= Pitot theorem =

In a quadrilateral with all sides tangent to a circle, sums of opposite sides are equal

$|PA| = |PB|$

$$\begin{align}&|AB| + |CD|\\ =&(a+b)+(c+d)\\=&(b+c)+(a+d)\\=&|BC| + |DA| \end{align}$$

The Pitot theorem in geometry states that in a tangential quadrilateral the two pairs of opposite sides have the same total length. It is named after French engineer Henri Pitot.

==Statement and converse==
A tangential quadrilateral is usually defined as a convex quadrilateral for which all four sides are tangent to the same inscribed circle. Pitot's theorem states that, for these quadrilaterals, the two sums of lengths of opposite sides are the same. Both sums of lengths equal the semiperimeter of the quadrilateral.

The converse implication is also true: whenever a convex quadrilateral has pairs of opposite sides with the same sums of lengths, it has an inscribed circle. Therefore, this is an exact characterization: the tangential quadrilaterals are exactly the quadrilaterals with equal sums of opposite side lengths.

==Proof idea==
One way to prove the Pitot's theorem is to divide the sides of any given tangential quadrilateral at the points where its inscribed circle touches each side. This divides the four sides into eight segments, between a vertex of the quadrilateral and a point of tangency with the circle. Any two of these segments that meet at the same vertex have the same length, forming a pair of equal-length segments. Any two opposite sides have one segment from each of these pairs. Therefore, the four segments in two opposite sides have the same lengths, and the same sum of lengths, as the four segments in the other two opposite sides.

One way to prove the converse of the theorem is to use three sides to construct the circle. Namely, construct the angle bisectors at B and C and let them intersect at point O - this will be the center of the circle. Let P, Q and R be the unique points on (respectively) AB, BC and CD which are closest to O. Lines from O to each of these points will meet the respective lines at a right angle. The distance |OQ| will be the radius of the circle. Using congruency tests (AAS) the distances |OP|, |OQ| and |OR| will all the same. Thus the sides AB, BC and CD are all tangential to the constructed circle.
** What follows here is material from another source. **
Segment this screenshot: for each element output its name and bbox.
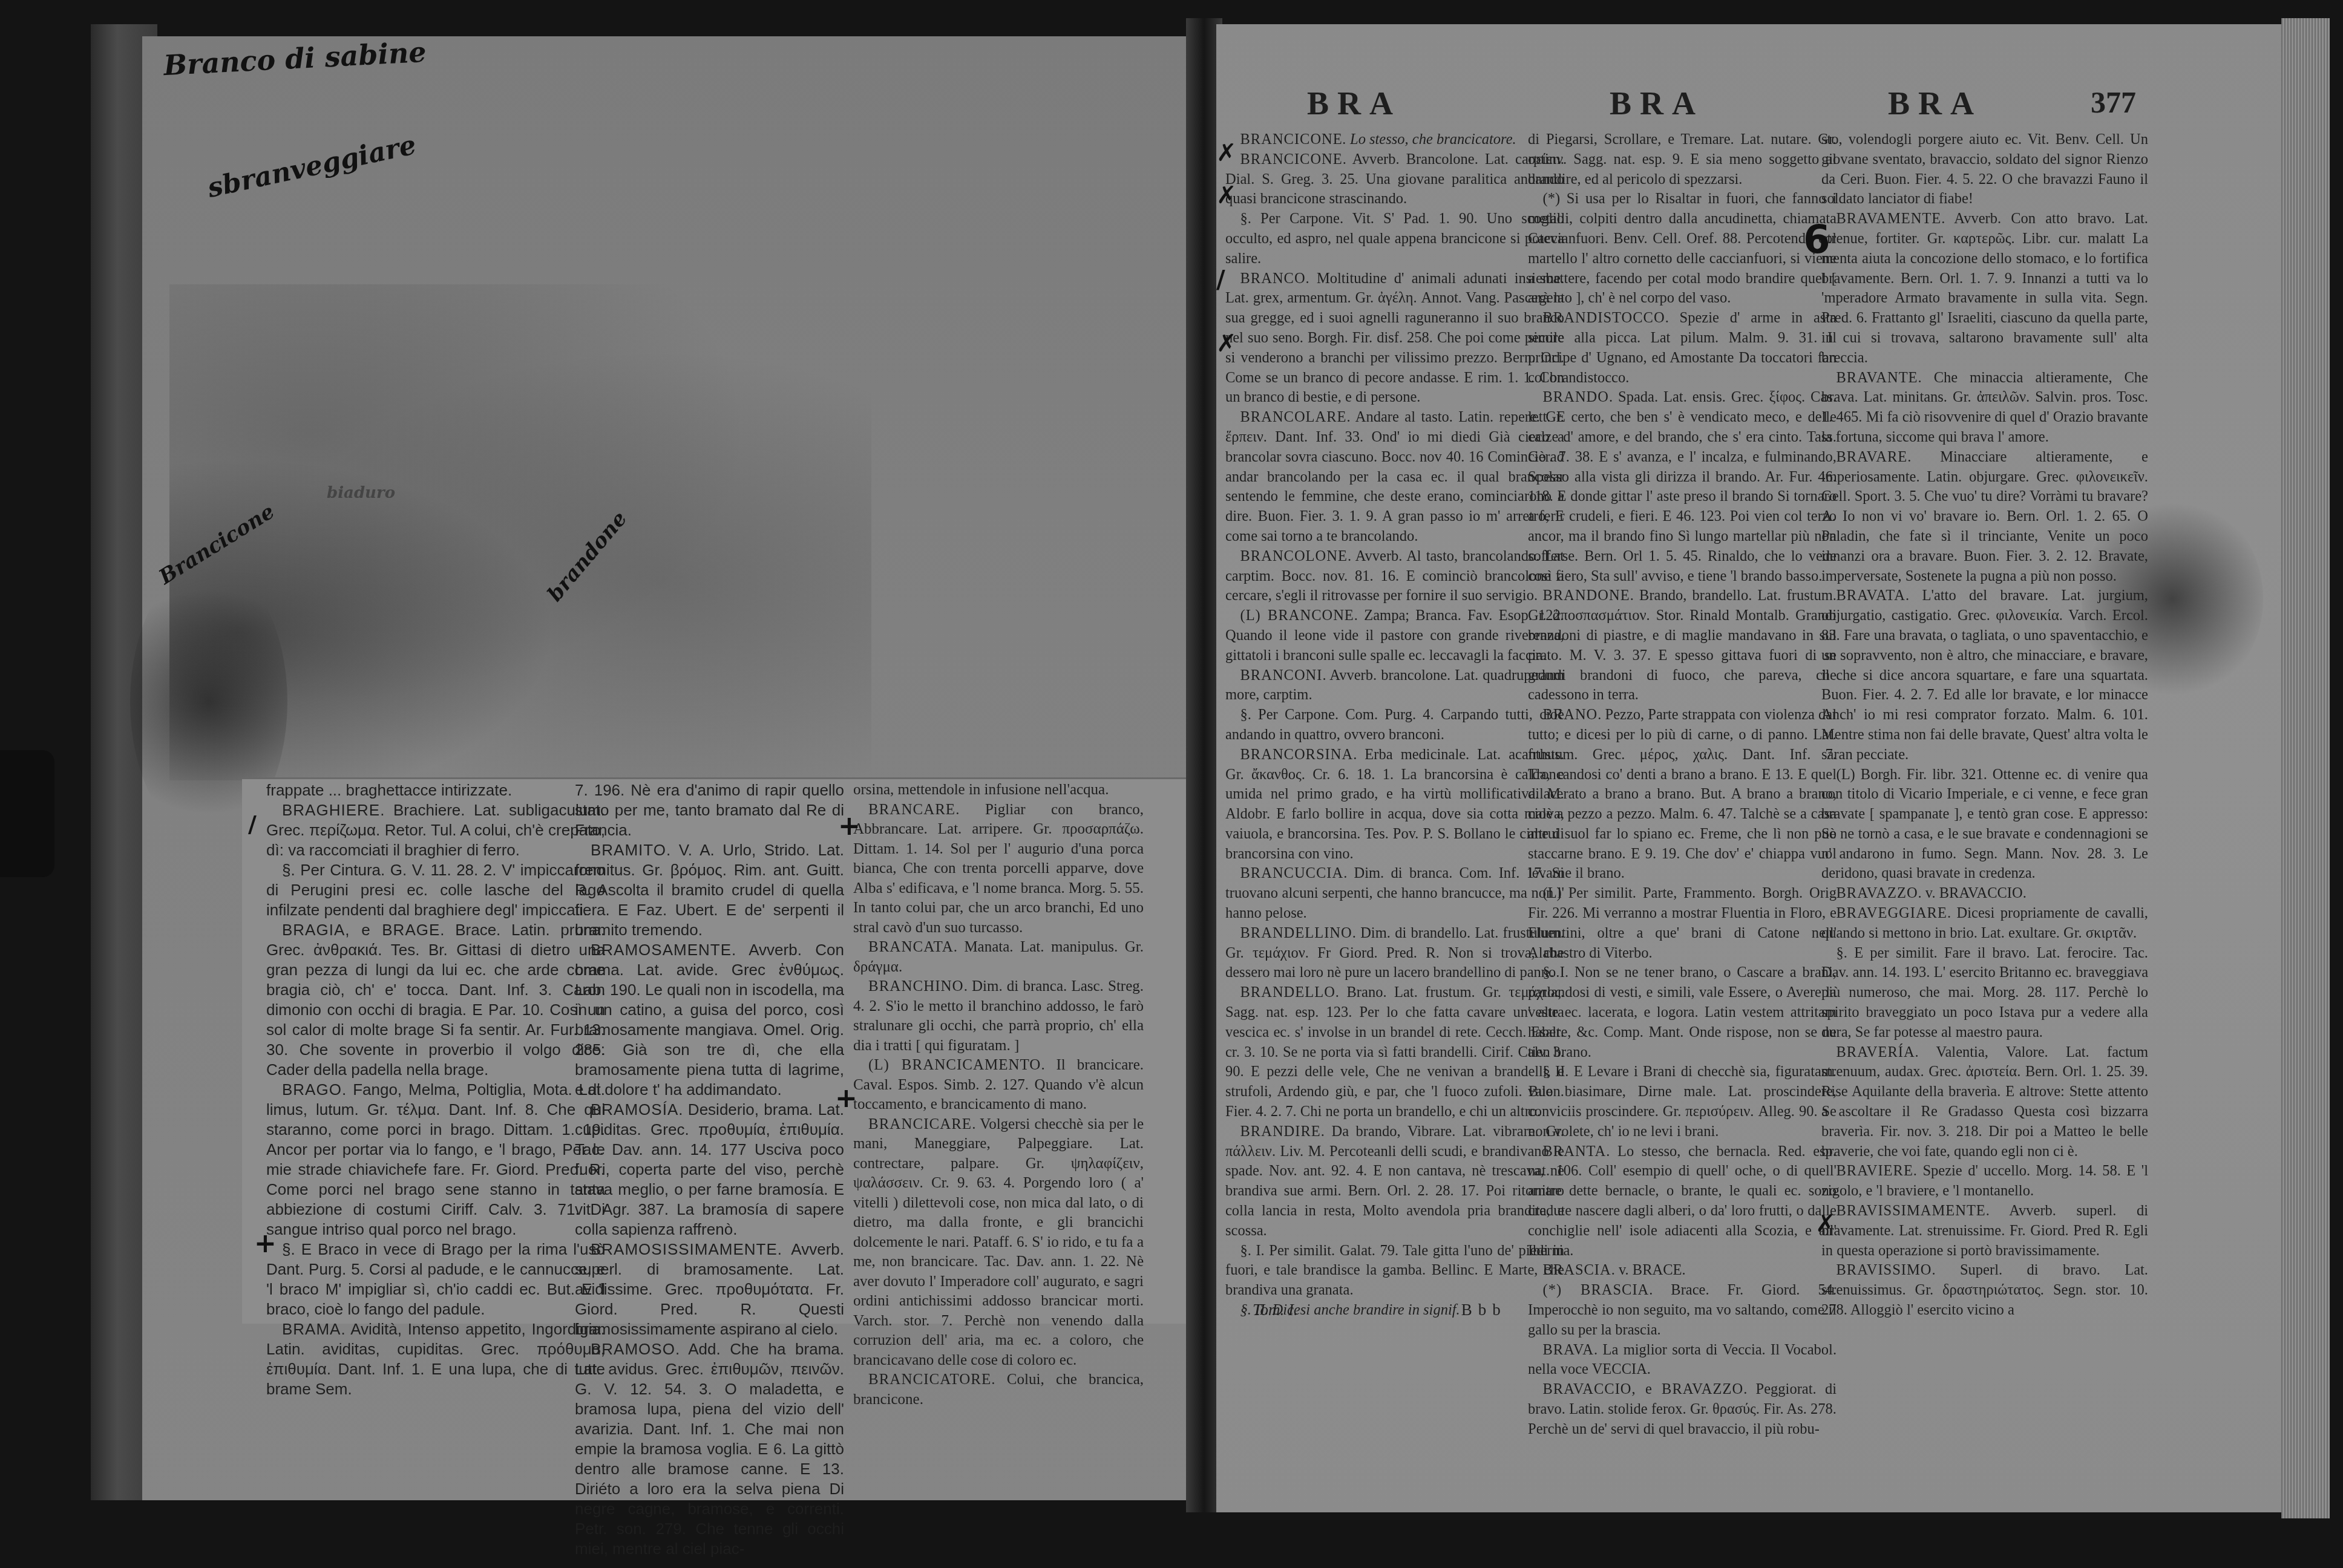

Assume (aiming for a contradiction) that the fourth side (AD) is not tangent to the circle. Construct a new side from A that is tangential to the circle. Let this meet the line through CD at point E (it can be internal or external to the quadrilateral). ABCE is a tangential quadrilateral and so by Pitot's theorem |AB| + |CE| = |BC| + |EA|. We also have from the premise that |AB| + |CD| = |BC| + |DA|. Taking differences we get |CE| - |CD| = |EA| - |DA| which in general becomes max(|EA|,|DA|) - min(|EA|,|DA|) = ||CE|-|CD|| = |ED|. So max(|EA|,|DA|) = min(|EA|,|DA|) + |ED|. This implies the triangle with vertices ADE is degenerate and so AD is tangent to the circle generating the contradiction as desired.

In the bottom two figures, the dashed edges show that the total length of even-numbered edges equal that of odd-numbered ones

==History==
Henri Pitot proved his theorem in 1725, whereas the converse was proved by the Swiss mathematician Jakob Steiner in 1846.

==Generalization==
Pitot's theorem generalizes to tangential $2n$-gons, in which case the two sums of alternate sides are equal. The same proof idea applies.